One of Annie Janvier’s first research projects was a case control study of the influence of prophylactic indomethacin on intestinal perforations. Under my supervision she analyzed cases of spontaneous intestinal perforation (SIP), and we analyzed the influence of prophylactic indomethacin, which was highly significantly related.
As we knew at the time, there are numerous biases in this type of research. For one, we decided to do the study because we had just had a run of SIP; often such studies are stimulated by just this kind of phenomenon. Which immediately introduces bias: what you should probably do, if you have a cluster of adverse outcomes, is to take your suspicions and analyze data from a completely independent data set, of which you are not a part. But few of us have access to such data.
We had recently introduced indomethacin prophylaxis, and had this run of SIP, so the analysis did show an associations between the 2, which made us worry, but we certainly weren’t convinced that the association was causal, nor that our data were free of bias.
As an aside, Annie, a fellow at the time, was really pissed off when a well known senior researcher, who shall remain nameless, walked past her poster and sniggered. Don’t do that folks (most of my good friends and colleagues wouldn’t dream of it): even if there are flaws in the research, we should encourage junior people to be thoughtful, to try and analyze their experiences and find ways to ask and answer questions.
That is a long introduction to a new publication from the NICHD database.
And another beef, is it really necessary, when someone does an analysis of the NICHD database, that there are 19 authors? Did all 19 have a substantial intellectual contribution to this work? Or is it more of a little present thrown to the waiting hordes, a sort of quid pro quo, you scratch my data, I’ll scratch your CV?
Kelleher J, et al, et al, et al. Prophylactic Indomethacin and Intestinal Perforation in Extremely Low Birth Weight Infants. Pediatrics. 2014. This prospective cohort comparison used the generic database to examine the incidence of SIP in babies who received prophylactic indomethacin or not, and subdivided each group as to whether they had early feeding or not. Early feeding was defined as receiving any feeds in the first 3 days of life. My European readers might laugh at that as a definition of early feeding, but there were plenty of these babies, 400 to 1000 g birth weight, who were npo for at least 3 days, indeed there were 11,000 of the 15,000 who got no enteral feeding during the first 3 days (between 1999 and 2010).
As for the results, there was no evidence that prophylactic indomethacin increased SIP, and early feeding is associated with a lower rate (there may be some confounding here, as babies who have abdominal signs and maybe early signs of SIP might have feeds held as a result). Babies who had early feeding had less developmental delay at 20 months, (or, as the NICHD persists in calling it, ‘neurodevelopmental impairment’: if I have to say it again, a low Bayley score is not an impairment!) and the association of early feeding with better Bayley scores, was seen whether or not the babies got prophylactic indomethacin.
The prophylactic indomethacin babies also did not have more NEC, and they had fewer PDA ligations. They also had much less frequent treatment with indomethacin or ibuprofen later in their hospital course, but the RR is reported as being over 1, and significant, which I don’t understand.
The early enteral feeds groups also had much quicker advancement to full feeds, and many fewer days of parenteral nutrition.

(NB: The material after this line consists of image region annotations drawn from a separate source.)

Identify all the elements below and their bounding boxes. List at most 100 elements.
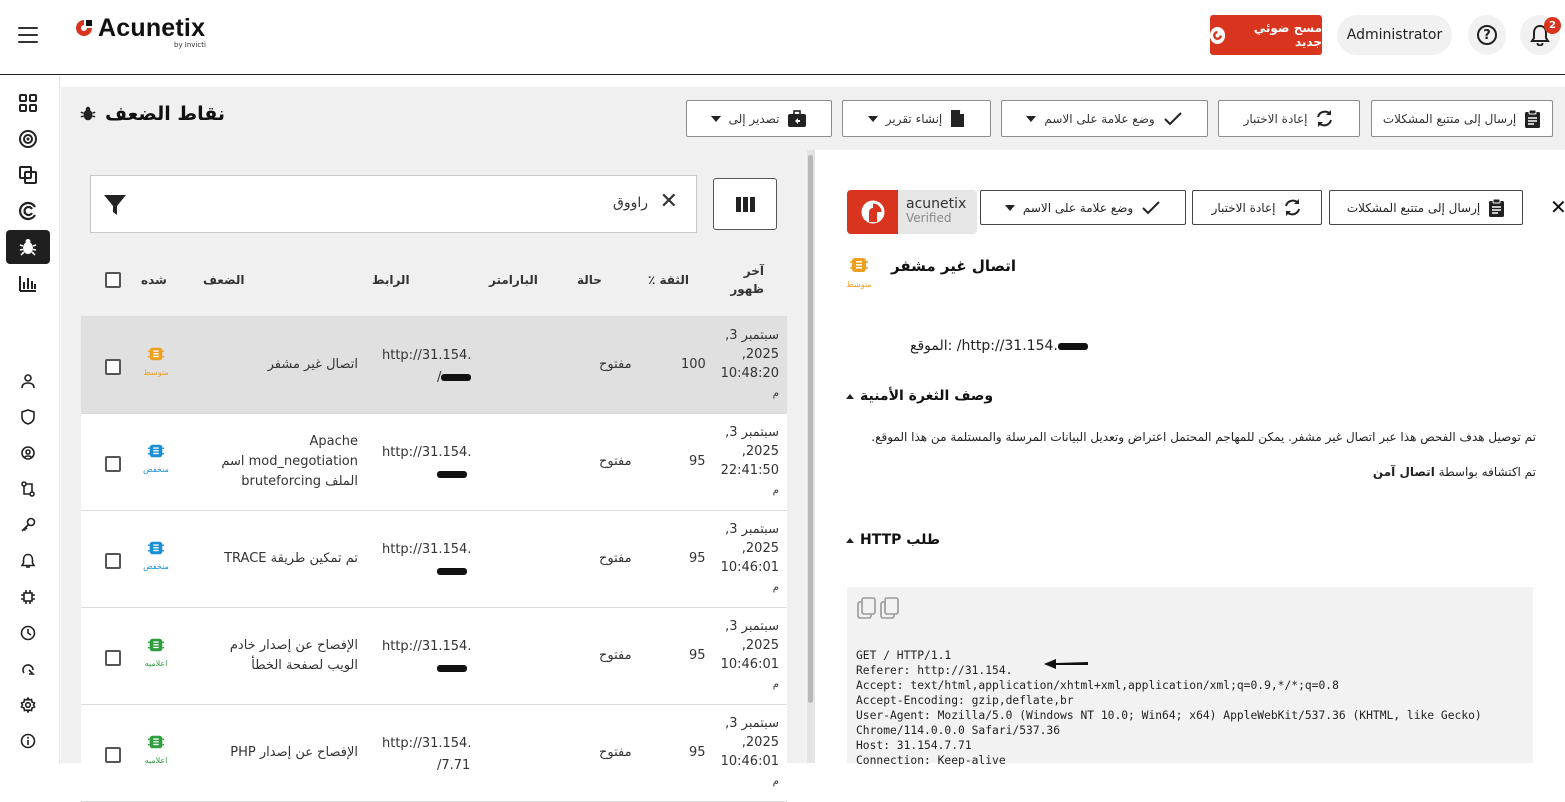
http-request-heading-text: طلب HTTP [860, 532, 940, 548]
col-last-seen[interactable]: آخر ظهور [726, 242, 764, 317]
clear-search-icon[interactable]: ✕ [660, 191, 678, 213]
table-row[interactable]: اعلاميه الإفصاح عن إصدار PHP http://31.1… [81, 705, 787, 802]
severity-medium-badge: متوسط [141, 345, 171, 377]
menu-hamburger-icon[interactable] [18, 27, 38, 43]
table-row[interactable]: منخفض تم تمكين طريقة TRACE http://31.154… [81, 511, 787, 608]
url-text: http://31.154. [382, 639, 471, 654]
chevron-down-icon [1026, 116, 1036, 122]
scans-icon [18, 165, 38, 185]
send-to-issue-tracker-button[interactable]: إرسال إلى متتبع المشكلات [1371, 100, 1553, 137]
sidebar-item-notifications[interactable] [6, 544, 50, 578]
filter-icon[interactable] [103, 193, 127, 217]
export-to-button[interactable]: تصدير إلى [686, 100, 832, 137]
sidebar-item-about[interactable] [6, 724, 50, 758]
new-scan-button[interactable]: مسح ضوئي جديد [1210, 15, 1322, 55]
sidebar-item-reports[interactable] [6, 266, 50, 300]
notifications-button[interactable]: 2 [1520, 15, 1560, 55]
close-detail-icon[interactable]: ✕ [1550, 195, 1565, 219]
notifications-icon [20, 553, 36, 569]
col-parameter[interactable]: البارامتر [489, 242, 538, 317]
vuln-description-heading[interactable]: وصف الثغرة الأمنية [846, 388, 993, 404]
row-checkbox[interactable] [105, 359, 121, 375]
sidebar-item-users[interactable] [6, 364, 50, 398]
http-request-heading[interactable]: طلب HTTP [846, 532, 940, 548]
acunetix-verified-icon [847, 190, 898, 234]
vuln-name: الإفصاح عن إصدار PHP [208, 743, 358, 763]
send-to-issue-tracker-label: إرسال إلى متتبع المشكلات [1383, 112, 1516, 126]
date-text: سبتمبر 3, [725, 328, 779, 343]
url-text-2: /7.71 [437, 758, 470, 773]
vuln-status: مفتوح [599, 357, 632, 372]
row-checkbox[interactable] [105, 456, 121, 472]
vuln-url: http://31.154. [382, 636, 492, 680]
user-menu-button[interactable]: Administrator [1337, 15, 1452, 55]
bug-info-icon [147, 636, 165, 654]
columns-button[interactable] [713, 178, 777, 230]
vuln-last-seen: سبتمبر 3,2025,10:46:01م [721, 714, 779, 791]
sidebar-item-integrations[interactable] [6, 472, 50, 506]
retest-button[interactable]: إعادة الاختبار [1218, 100, 1360, 137]
table-row[interactable]: متوسط اتصال غير مشفر http://31.154./ مفت… [81, 317, 787, 414]
list-scrollbar[interactable] [808, 155, 813, 703]
sidebar-item-history[interactable] [6, 616, 50, 650]
detail-send-to-issue-tracker-label: إرسال إلى متتبع المشكلات [1347, 201, 1480, 215]
refresh-icon [1315, 109, 1334, 128]
export-icon [20, 661, 36, 677]
bug-icon [79, 105, 97, 123]
sidebar-item-agents[interactable] [6, 580, 50, 614]
sidebar-item-settings[interactable] [6, 688, 50, 722]
sidebar-item-api-keys[interactable] [6, 508, 50, 542]
help-button[interactable]: ? [1468, 15, 1506, 55]
year-text: 2025, [742, 541, 779, 556]
vuln-status: مفتوح [599, 745, 632, 760]
vuln-url: http://31.154. [382, 539, 492, 583]
detected-by-prefix: تم اكتشافه بواسطة [1439, 465, 1536, 479]
brand-sub: by Invicti [174, 41, 206, 49]
detail-retest-button[interactable]: إعادة الاختبار [1192, 190, 1322, 225]
ampm-text: م [773, 485, 779, 496]
time-text: 10:46:01 [721, 657, 779, 672]
table-row[interactable]: منخفض Apache mod_negotiation اسم الملف b… [81, 414, 787, 511]
col-confidence[interactable]: الثقة ٪ [648, 242, 689, 317]
vuln-status: مفتوح [599, 551, 632, 566]
refresh-icon [1283, 198, 1302, 217]
detail-mark-as-button[interactable]: وضع علامة على الاسم [980, 190, 1186, 225]
row-checkbox[interactable] [105, 650, 121, 666]
select-all-checkbox[interactable] [105, 272, 121, 288]
col-vulnerability[interactable]: الضعف [203, 242, 245, 317]
search-box[interactable]: راووق ✕ [90, 175, 697, 233]
users-icon [20, 373, 36, 389]
generate-report-button[interactable]: إنشاء تقرير [842, 100, 991, 137]
col-status[interactable]: حالة [577, 242, 602, 317]
help-icon: ? [1477, 25, 1497, 45]
severity-label: منخفض [141, 465, 171, 474]
sidebar-item-security[interactable] [6, 400, 50, 434]
sidebar-item-export[interactable] [6, 652, 50, 686]
sidebar-item-dashboard[interactable] [6, 86, 50, 120]
vuln-url: http://31.154. [382, 442, 492, 486]
detail-send-to-issue-tracker-button[interactable]: إرسال إلى متتبع المشكلات [1329, 190, 1523, 225]
table-row[interactable]: اعلاميه الإفصاح عن إصدار خادم الويب لصفح… [81, 608, 787, 705]
sidebar-item-vulnerabilities[interactable] [6, 230, 50, 264]
redaction-mark [1058, 343, 1088, 350]
sidebar-item-targets[interactable] [6, 122, 50, 156]
copy-icon[interactable] [857, 597, 903, 619]
vuln-confidence: 95 [689, 551, 706, 566]
export-to-label: تصدير إلى [729, 112, 780, 126]
search-input[interactable]: راووق [613, 195, 648, 211]
row-checkbox[interactable] [105, 553, 121, 569]
col-url[interactable]: الرابط [372, 242, 410, 317]
sidebar-item-roles[interactable] [6, 436, 50, 470]
mark-as-button[interactable]: وضع علامة على الاسم [1001, 100, 1208, 137]
severity-low-badge: منخفض [141, 442, 171, 474]
row-checkbox[interactable] [105, 747, 121, 763]
chevron-down-icon [868, 116, 878, 122]
severity-info-badge: اعلاميه [141, 733, 171, 765]
sidebar-item-scans[interactable] [6, 158, 50, 192]
date-text: سبتمبر 3, [725, 522, 779, 537]
sidebar-item-scan-profiles[interactable] [6, 194, 50, 228]
clipboard-icon [1524, 109, 1541, 129]
shield-icon [20, 409, 36, 425]
detected-by: تم اكتشافه بواسطة اتصال آمن [846, 465, 1536, 479]
col-severity[interactable]: شده [141, 242, 167, 317]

This confirms the RCT results, with a lot more babies but an observational study design, indomethacin doesn’t seem to increase SIP (despite our case-control findings) decreases PDA ligations, and adds very positive data about early feeds, at least starting feeds before 3 days of age. I think you should have a very good reason for not feeding a very preterm baby, such as shock requiring inotropes perhaps.